When we look at what big data can do, it is almost always through the context of how the technology helps us to perform analysis and come to conclusions.
When you think about collecting data, then forming analyzable datasets, analyzing them and then finding correlations, they are all relatively simple things to do with effective software. However, what it cannot do is show why this correlation is showing what it does or even what this correlation means in a wider context.
This is something that the FTC recently found in their study ‘Big Data: A Tool for Inclusion or Exclusion?.’ One of the most important findings was that ‘Companies should remember that while big data is very good for detecting correlations, it does not explain which correlations are meaningful.’

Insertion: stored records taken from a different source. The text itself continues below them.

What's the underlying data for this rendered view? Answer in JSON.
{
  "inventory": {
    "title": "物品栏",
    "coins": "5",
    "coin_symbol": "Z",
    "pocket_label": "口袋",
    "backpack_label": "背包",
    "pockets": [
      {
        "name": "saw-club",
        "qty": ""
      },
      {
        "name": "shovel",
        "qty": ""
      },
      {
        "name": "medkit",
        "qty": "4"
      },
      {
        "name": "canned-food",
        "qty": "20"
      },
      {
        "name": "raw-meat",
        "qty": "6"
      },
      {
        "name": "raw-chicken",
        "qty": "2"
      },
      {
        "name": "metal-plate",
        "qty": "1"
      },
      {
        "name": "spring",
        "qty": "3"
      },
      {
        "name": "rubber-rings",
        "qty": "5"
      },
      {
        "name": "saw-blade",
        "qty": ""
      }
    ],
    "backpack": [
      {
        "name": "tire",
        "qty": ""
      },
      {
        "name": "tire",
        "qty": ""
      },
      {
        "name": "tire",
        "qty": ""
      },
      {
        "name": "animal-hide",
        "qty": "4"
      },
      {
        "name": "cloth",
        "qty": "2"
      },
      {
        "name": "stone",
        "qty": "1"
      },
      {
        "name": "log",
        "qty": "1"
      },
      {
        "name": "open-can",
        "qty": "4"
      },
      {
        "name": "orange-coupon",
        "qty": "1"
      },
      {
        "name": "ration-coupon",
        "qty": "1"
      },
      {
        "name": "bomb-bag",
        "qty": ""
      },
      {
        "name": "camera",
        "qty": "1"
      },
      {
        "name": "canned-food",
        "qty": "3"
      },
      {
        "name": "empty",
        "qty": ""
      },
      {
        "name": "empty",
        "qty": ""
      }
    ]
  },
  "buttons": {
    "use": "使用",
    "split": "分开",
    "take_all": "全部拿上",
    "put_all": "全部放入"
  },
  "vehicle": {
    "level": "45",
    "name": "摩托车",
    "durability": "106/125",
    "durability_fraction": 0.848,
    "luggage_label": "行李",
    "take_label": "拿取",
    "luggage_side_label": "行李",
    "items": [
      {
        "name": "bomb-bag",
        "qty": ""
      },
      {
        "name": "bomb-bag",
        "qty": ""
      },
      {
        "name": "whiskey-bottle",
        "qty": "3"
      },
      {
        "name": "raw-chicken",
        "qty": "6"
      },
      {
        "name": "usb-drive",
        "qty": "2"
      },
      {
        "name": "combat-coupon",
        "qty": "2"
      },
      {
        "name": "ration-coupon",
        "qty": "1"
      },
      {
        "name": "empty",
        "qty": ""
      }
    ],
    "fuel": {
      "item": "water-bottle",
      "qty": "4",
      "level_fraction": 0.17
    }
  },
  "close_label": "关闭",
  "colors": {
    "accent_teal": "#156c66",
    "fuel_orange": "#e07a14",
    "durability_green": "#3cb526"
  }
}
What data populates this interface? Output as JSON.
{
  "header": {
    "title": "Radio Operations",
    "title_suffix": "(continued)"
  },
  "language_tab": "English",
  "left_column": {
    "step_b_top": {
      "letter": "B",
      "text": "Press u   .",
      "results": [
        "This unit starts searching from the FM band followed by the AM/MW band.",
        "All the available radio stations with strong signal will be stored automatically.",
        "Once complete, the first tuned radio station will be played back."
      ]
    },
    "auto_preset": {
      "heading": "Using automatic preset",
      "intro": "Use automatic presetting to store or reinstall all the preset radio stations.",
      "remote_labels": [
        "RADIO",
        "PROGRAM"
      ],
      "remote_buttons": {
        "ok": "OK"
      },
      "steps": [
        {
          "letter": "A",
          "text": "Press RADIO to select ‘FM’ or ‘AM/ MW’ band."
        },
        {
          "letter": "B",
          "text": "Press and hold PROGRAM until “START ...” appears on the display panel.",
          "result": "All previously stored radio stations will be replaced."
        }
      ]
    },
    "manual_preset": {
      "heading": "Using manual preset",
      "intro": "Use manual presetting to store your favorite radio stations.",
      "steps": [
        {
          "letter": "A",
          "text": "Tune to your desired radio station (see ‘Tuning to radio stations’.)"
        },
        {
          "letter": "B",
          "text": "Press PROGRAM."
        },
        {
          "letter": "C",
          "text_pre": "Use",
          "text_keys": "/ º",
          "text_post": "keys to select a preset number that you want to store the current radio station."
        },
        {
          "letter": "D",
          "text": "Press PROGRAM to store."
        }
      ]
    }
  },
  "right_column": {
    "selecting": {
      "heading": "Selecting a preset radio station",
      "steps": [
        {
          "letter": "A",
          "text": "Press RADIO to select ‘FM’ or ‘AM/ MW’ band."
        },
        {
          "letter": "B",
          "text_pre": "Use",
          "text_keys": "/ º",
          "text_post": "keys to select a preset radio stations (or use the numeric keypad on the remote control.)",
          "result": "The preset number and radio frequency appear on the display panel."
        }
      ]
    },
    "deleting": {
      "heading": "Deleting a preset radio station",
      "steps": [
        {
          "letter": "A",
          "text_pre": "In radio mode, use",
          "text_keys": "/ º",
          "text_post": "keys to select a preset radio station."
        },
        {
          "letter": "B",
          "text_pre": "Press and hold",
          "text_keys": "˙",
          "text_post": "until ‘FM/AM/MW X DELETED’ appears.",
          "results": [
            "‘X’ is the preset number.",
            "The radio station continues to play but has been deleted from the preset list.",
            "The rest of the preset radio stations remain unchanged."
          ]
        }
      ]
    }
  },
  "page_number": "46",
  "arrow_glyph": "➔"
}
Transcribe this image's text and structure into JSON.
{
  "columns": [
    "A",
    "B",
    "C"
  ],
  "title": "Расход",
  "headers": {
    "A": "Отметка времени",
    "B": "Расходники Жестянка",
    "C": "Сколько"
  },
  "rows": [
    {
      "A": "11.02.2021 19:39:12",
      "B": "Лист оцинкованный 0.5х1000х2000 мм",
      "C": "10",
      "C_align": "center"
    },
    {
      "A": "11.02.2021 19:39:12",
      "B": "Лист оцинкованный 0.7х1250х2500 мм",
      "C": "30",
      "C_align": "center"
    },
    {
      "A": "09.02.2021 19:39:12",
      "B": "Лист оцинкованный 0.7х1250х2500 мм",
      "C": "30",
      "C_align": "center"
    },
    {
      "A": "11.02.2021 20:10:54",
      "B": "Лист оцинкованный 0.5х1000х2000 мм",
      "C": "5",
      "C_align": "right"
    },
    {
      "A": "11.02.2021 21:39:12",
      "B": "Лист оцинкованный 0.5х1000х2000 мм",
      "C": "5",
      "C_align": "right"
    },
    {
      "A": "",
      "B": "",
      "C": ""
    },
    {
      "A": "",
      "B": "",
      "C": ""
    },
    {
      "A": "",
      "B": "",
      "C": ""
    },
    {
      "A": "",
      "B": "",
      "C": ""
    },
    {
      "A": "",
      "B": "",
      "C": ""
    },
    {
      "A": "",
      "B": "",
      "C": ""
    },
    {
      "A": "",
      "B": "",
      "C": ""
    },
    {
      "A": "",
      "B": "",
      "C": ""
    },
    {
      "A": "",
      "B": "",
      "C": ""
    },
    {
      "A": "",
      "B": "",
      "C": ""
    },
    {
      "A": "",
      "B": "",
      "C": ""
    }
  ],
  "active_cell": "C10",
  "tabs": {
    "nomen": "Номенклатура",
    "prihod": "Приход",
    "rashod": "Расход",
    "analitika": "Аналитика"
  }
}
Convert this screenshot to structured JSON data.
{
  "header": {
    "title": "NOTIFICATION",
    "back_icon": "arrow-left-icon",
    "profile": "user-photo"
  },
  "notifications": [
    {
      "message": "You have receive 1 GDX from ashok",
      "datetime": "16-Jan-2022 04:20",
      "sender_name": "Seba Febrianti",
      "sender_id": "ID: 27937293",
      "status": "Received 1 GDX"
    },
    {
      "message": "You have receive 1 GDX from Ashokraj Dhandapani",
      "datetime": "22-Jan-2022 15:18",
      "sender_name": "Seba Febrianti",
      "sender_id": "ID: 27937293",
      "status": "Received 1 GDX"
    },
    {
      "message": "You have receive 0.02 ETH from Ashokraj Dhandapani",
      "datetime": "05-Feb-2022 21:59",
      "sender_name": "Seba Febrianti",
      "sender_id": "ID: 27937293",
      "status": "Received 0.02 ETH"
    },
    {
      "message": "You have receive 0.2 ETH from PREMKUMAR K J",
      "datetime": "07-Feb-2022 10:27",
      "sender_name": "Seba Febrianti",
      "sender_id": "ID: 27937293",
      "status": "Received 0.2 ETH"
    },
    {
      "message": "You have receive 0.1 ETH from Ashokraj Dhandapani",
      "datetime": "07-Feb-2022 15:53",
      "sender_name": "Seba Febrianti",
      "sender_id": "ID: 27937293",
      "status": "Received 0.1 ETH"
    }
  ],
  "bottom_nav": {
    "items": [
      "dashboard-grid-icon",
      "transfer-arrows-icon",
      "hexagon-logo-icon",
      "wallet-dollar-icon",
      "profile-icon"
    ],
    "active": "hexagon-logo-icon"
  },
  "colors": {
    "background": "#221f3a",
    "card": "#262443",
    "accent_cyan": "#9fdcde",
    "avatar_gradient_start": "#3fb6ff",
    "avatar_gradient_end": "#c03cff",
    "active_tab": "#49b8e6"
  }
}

In order to function properly, data needs to have human input and interpretation. To a database or computer, the number of people entering a shop is just a number, so the context in which the data is gathered is not understood. It could just as easily be the number of apples grown in an orchard or crimes in a neighbourhood. The correlations found between datasets are then just numerical patterns, rather than being contextualized.
Without this kind of human interaction, data can be detrimental to a company, often creating bias and discrimination. For instance, in the same report the example is given of ‘one company determined that employees who live closer to their jobs stay at these jobs longer than those who live farther away. However, another company decided to exclude this factor from its hiring algorithm because of concerns about racial discrimination, particularly since different neighbourhoods can have different racial compositions.’
So although big data has a significant part to play in businesses today, companies who rely on it too readily and without a human context can end up shooting themselves in the foot.